After a few moments, she stopped shivering and released a long, heavy sigh, with a delicate snore at the end. He laughed in spite of himself, but kept it silent and hoped the movement of his chest wouldn’t wake her.

It didn’t. She was sound asleep, and he finally relaxed. As soon as he did, her warmth suffused him, and he found he wasn’t cold anymore. She snuggled a little closer, and he just let it happen. All that glorious hair was on his chest and tickling his chin, and he resented the shirt he’d put on.

Camellia in his arms felt better than anything had in a long time—not counting the kisses, which had felt like pure fire.

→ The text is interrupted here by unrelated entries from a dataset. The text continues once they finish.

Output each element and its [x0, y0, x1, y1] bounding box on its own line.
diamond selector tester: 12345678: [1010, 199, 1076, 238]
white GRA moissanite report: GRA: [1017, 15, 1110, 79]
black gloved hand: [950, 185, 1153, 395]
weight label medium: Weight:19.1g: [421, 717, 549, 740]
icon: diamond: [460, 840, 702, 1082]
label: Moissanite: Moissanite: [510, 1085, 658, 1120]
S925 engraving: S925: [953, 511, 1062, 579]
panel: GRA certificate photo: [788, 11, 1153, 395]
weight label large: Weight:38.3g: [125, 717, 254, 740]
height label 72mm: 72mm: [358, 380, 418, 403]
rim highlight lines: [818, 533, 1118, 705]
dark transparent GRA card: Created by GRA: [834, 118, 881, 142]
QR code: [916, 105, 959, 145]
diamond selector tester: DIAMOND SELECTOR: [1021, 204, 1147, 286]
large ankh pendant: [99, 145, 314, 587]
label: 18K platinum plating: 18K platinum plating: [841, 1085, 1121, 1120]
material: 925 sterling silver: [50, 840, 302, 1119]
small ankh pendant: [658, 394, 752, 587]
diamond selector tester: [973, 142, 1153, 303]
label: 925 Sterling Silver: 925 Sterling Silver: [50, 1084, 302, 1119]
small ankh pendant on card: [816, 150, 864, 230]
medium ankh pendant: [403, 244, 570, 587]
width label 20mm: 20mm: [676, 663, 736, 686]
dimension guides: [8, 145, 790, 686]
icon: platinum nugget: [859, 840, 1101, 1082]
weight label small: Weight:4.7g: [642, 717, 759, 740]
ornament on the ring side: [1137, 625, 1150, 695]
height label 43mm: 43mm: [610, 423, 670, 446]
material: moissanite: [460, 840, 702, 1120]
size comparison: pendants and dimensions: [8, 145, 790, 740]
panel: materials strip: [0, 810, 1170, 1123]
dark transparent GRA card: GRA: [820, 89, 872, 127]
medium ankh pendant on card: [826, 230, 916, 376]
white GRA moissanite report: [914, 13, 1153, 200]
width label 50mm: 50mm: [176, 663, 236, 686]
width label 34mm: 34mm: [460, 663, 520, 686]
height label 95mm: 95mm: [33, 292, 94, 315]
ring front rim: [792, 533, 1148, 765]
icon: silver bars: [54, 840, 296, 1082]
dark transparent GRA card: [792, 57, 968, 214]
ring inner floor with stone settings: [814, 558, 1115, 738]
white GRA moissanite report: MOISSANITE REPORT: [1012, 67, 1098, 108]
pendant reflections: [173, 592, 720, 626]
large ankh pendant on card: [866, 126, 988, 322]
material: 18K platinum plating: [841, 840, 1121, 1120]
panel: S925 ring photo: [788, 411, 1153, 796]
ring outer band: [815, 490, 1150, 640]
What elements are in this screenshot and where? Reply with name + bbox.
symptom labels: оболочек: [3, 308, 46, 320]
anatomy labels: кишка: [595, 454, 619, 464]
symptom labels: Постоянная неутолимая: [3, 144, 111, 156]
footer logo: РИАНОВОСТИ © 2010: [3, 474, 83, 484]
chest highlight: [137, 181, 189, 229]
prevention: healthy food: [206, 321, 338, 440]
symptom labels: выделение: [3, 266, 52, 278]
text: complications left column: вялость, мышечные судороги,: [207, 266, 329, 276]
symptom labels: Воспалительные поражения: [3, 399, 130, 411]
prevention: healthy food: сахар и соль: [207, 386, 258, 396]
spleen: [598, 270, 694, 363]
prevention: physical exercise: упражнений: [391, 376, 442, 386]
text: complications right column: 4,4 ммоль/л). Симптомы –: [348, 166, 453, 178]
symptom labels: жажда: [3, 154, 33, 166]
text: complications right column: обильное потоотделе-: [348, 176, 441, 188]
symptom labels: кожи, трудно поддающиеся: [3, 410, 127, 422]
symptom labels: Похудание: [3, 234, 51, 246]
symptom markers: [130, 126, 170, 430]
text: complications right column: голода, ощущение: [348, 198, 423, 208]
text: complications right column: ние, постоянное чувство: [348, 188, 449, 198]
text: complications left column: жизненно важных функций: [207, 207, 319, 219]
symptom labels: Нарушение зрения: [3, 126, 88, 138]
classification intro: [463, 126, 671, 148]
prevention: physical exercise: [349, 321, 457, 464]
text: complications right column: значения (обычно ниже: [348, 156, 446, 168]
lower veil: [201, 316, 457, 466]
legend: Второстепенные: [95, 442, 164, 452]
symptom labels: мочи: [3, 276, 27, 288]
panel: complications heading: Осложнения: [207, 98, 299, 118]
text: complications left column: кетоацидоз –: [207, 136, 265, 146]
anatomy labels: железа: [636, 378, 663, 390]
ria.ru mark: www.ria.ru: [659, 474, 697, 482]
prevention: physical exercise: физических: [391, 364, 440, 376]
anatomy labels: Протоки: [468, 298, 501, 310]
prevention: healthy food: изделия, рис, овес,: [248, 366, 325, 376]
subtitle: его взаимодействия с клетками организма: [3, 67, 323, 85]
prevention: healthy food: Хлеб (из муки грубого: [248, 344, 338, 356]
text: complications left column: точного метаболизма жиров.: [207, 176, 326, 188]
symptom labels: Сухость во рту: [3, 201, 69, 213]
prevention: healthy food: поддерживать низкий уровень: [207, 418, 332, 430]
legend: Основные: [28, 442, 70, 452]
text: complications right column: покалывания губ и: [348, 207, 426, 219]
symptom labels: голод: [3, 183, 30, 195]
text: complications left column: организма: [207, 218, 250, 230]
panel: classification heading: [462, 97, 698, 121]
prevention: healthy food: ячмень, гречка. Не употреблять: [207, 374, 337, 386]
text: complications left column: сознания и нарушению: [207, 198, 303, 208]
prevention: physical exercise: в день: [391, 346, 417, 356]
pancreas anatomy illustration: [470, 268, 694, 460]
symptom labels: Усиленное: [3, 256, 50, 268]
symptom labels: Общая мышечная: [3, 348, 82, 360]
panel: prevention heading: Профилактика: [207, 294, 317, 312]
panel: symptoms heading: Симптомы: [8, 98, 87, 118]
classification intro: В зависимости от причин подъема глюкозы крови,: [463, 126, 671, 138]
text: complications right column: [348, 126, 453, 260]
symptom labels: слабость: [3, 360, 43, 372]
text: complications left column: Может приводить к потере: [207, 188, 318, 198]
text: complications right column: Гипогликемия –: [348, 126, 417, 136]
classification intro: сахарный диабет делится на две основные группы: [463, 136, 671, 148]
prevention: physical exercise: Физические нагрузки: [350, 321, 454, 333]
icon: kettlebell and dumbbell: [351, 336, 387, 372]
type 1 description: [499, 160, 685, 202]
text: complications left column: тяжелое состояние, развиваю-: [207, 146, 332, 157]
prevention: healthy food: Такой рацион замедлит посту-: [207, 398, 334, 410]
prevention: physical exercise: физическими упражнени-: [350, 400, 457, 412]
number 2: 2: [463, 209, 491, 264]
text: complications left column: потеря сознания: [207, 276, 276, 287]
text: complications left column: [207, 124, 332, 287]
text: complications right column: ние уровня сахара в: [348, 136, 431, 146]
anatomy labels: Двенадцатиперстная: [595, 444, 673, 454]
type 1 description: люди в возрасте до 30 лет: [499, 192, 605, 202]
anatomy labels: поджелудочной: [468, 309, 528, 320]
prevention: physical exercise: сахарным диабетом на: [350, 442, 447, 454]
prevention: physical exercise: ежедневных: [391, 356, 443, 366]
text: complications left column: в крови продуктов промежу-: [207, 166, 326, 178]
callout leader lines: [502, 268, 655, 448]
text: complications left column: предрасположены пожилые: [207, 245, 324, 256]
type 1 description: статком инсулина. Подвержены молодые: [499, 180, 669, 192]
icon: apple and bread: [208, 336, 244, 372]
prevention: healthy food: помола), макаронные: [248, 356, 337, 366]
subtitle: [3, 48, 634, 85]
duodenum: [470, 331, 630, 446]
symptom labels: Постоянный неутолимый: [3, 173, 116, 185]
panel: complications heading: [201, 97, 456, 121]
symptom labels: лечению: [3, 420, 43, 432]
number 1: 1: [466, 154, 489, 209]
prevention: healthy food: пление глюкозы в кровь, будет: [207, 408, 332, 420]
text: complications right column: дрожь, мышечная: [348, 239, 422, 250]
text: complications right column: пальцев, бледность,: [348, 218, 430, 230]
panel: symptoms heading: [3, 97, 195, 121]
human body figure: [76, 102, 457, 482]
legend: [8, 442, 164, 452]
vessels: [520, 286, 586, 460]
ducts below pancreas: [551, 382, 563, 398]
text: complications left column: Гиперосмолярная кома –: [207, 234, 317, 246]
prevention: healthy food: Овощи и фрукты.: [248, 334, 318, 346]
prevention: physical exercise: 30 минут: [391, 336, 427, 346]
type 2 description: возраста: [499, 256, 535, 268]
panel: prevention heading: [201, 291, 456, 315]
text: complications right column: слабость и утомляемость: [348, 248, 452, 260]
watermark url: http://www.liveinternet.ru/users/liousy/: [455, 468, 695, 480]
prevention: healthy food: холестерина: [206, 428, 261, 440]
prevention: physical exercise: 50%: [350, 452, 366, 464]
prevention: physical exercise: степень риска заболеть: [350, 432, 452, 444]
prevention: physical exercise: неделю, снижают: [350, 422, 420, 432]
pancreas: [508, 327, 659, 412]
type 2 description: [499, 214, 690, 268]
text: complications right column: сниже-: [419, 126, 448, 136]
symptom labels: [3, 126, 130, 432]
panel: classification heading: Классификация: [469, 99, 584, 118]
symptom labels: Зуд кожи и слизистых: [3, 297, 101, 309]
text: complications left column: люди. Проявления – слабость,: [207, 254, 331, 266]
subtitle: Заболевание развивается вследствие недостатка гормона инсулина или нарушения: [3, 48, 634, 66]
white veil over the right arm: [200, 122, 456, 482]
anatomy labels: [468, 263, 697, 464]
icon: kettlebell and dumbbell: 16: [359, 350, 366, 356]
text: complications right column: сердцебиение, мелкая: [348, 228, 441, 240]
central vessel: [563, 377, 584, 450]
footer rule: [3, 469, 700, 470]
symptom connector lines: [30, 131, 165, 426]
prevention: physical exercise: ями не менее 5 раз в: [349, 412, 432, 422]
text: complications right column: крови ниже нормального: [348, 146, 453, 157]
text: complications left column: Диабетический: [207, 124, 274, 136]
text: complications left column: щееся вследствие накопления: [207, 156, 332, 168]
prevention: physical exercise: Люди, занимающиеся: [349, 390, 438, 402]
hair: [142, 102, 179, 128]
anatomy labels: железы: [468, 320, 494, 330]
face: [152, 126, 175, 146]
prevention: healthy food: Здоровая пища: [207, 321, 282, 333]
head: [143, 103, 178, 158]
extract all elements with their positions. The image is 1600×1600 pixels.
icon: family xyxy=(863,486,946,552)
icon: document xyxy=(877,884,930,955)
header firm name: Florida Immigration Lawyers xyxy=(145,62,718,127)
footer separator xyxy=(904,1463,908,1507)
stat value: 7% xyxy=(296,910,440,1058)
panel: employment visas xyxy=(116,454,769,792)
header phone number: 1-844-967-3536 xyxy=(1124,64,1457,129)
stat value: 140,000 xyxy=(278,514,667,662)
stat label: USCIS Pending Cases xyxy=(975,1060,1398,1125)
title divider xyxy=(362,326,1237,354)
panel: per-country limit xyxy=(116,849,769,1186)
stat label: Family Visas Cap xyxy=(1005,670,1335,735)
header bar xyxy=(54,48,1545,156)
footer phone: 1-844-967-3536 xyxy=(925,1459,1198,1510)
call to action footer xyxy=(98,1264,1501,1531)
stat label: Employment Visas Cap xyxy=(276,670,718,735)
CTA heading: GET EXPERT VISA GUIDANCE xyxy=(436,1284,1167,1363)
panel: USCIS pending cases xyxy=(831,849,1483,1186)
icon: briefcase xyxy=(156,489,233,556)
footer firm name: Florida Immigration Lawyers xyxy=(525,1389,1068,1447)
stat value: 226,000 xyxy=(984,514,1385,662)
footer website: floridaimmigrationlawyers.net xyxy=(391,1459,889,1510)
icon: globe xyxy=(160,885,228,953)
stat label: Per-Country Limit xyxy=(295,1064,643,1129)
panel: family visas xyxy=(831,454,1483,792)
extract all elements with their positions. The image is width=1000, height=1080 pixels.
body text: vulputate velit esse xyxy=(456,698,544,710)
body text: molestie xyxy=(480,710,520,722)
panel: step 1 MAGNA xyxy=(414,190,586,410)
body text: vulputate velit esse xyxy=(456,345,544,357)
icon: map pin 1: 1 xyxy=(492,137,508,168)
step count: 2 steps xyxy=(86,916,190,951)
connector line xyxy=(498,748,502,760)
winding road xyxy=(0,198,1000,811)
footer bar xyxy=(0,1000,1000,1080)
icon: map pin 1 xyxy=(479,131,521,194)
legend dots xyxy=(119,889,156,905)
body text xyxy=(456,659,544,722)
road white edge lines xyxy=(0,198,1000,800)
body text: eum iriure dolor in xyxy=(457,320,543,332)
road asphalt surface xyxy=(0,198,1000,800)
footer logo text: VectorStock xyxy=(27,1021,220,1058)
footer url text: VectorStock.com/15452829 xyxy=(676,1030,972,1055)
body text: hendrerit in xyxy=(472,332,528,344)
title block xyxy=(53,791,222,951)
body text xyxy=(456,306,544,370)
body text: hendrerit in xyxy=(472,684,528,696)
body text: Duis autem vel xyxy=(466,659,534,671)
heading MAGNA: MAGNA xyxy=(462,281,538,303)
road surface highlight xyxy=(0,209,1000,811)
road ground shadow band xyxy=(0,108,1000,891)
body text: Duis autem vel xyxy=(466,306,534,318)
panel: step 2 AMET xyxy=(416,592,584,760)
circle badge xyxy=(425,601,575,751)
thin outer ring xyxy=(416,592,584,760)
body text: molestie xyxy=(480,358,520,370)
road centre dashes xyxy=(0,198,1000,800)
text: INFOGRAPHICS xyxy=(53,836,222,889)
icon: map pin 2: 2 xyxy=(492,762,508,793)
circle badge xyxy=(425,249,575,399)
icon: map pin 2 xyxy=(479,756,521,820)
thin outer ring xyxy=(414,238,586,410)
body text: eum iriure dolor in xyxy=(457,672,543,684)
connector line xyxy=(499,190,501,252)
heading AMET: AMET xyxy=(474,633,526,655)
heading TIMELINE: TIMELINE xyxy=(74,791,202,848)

By the time morning came, they were tangled around each other like a pair of spider monkeys, but warm, cozy, comfy.

She had a leg over one of his and under the other, and he was hugging her like she’d float away if he let go.

Dang, he didn’t want to disengage his limbs from hers and get out of their nest to face the chilly morning, but he figured it best he do so before she woke up.

Then she did, and it was too late. She lifted her head off his chest, looked up into his face from within that mass of glorious hair, and beamed him a smile. “Guess we stayed warm enough.”

“Downright snug,” he replied, but he couldn’t roll over and get out, because she was still mostly on top of him—and his blood was heading to places he didn’t need it to be heading just then.

“Okay, easing out now,” he said. He lifted her shoulders off his chest so he could slide out from under her.

She made a sad noise, but she let him go. He rolled out, then turned around, looking for the clothes he’d left close by for quick dressing.